Each of Paris's 20 arrondissements possesses a unique style and flavor. You'll want to decide which district appeals most to you and then try to find accommodations there. Later on, try to visit as many areas as you can so you get the full taste of Paris. 1st Arrondissement (Musee du Louvre/Les Halles) "I never knew what a palace was until I had a glimpse of the Louvre," wrote Nathaniel Hawthorne.

Perhaps the world's greatest art museum, the Louvre, a former royal residence, still lures visitors to the 1st arrondissement. Walk through the Jardin des Tuileries, Paris's most formal garden (laid out by Le Notre, gardener to Louis XIV). Pause to take in the classic beauty of place Vendôme, the opulent home of the Hotel Ritz. Zola's "belly of Paris" (Les Halles) is no longer the food-and-meat market of Paris (traders moved to the new, more accessible suburb of Rungis); today the Forum des Halles is a center of shopping, entertainment, and culture. 2nd Arrondissement (La Bourse)-- Home to the Bourse (stock exchange), this Right Bank district lies between the Grands Boulevards and rue Etienne-Marcel. From Monday to Friday, brokers play the market until it's time to break for lunch, when the movers and shakers of French capitalism channel their hysteria into the area restaurants.

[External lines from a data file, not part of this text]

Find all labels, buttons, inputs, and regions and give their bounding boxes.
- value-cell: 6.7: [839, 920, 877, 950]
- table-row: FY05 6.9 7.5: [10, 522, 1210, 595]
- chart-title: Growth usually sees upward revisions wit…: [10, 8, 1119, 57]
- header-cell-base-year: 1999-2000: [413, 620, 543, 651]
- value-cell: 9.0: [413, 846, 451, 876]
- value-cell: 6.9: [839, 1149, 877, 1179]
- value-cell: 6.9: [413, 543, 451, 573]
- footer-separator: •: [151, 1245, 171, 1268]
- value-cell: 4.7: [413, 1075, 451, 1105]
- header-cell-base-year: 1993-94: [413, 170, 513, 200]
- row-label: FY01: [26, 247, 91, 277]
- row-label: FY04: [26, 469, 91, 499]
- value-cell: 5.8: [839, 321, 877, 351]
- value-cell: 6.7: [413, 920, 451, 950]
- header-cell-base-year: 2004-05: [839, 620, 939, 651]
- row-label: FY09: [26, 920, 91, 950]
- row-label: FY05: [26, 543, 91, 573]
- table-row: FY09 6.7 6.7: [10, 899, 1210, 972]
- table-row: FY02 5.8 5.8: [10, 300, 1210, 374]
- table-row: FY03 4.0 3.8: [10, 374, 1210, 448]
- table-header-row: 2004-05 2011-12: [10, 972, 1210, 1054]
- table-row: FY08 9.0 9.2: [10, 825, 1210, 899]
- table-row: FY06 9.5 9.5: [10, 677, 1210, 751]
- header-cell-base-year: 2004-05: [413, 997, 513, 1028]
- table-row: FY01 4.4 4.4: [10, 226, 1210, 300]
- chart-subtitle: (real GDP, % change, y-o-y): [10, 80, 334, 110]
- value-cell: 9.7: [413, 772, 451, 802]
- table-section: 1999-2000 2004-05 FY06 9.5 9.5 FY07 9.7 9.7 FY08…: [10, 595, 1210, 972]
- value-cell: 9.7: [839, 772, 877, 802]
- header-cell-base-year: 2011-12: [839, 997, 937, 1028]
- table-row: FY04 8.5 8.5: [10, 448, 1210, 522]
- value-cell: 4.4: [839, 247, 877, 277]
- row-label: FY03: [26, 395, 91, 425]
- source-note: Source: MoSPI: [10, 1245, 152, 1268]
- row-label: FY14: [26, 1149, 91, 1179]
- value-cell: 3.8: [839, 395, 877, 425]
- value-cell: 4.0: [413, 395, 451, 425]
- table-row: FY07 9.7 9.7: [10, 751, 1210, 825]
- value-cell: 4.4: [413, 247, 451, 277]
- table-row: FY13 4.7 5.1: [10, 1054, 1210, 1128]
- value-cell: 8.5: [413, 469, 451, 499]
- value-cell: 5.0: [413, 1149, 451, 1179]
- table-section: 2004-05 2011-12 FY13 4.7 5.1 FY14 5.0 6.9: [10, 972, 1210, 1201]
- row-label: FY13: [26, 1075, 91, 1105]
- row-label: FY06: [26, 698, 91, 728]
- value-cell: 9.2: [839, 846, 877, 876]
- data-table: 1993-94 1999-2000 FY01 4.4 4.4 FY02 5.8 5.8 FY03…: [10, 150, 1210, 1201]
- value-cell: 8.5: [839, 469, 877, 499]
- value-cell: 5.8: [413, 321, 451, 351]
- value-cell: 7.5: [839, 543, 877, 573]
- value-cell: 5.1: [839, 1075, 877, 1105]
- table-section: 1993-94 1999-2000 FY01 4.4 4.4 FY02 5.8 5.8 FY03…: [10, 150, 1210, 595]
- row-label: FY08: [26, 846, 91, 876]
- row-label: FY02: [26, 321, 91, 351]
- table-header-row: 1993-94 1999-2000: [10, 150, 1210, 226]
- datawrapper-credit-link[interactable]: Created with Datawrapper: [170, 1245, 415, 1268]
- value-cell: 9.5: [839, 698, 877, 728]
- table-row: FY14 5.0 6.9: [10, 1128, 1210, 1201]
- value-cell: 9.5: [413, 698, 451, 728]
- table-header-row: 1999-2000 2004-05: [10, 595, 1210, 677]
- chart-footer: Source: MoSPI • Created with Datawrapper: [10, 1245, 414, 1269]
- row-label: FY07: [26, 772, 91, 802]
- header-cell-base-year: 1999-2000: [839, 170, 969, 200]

Much of the eastern end of the arrondissement (Le Sentier) is devoted to wholesale outlets of the Paris garment district, where thousands of garments are sold (usually in bulk) to buyers from clothing stores throughout Europe. "Everything that exists elsewhere exists in Paris," wrote Victor Hugo in Les Miserables, and this district provides ample evidence of that. 3rd Arrondissement (Le Marais)-- This district embraces much of Le Marais (the swamp), one of the best-loved Right Bank neighborhoods. (It extends into the 4th as well.) After decades of decay, Le Marais recently made a comeback, though it may never again enjoy the prosperity of its 17th-century aristocratic heyday; today it contains Paris's gay neighborhood, with lots of gay/lesbian restaurants, bars, and stores, as well as the remains of the old Jewish quarter, centered on rue des Rosiers.

Two of the chief attractions are the Musee Picasso, a kind of pirate's ransom of painting and sculpture the Picasso estate had to turn over to the French government in lieu of the artist's astronomical death duties, and the Musee Carnavalet, which brings to life the history of Paris from prehistoric times to the present. 4th Arrondissement (Ile de la Cite/Ile St-Louis & Beaubourg)-- It seems as if the 4th has it all: Notre-Dame on Ile de la Cite, Ile St-Louis and its aristocratic town houses, courtyards, and antiques shops. Ile St-Louis, a former cow pasture and dueling ground, is home to dozens of 17th-century mansions and 6,000 lucky Louisiens, its permanent residents. Seek out Ile de la Cite's two Gothic churches, Sainte-Chapelle and Notre-Dame, a majestic structure that, according to poet e. e. cummings, "doesn't budge an inch for all the idiocies of this world."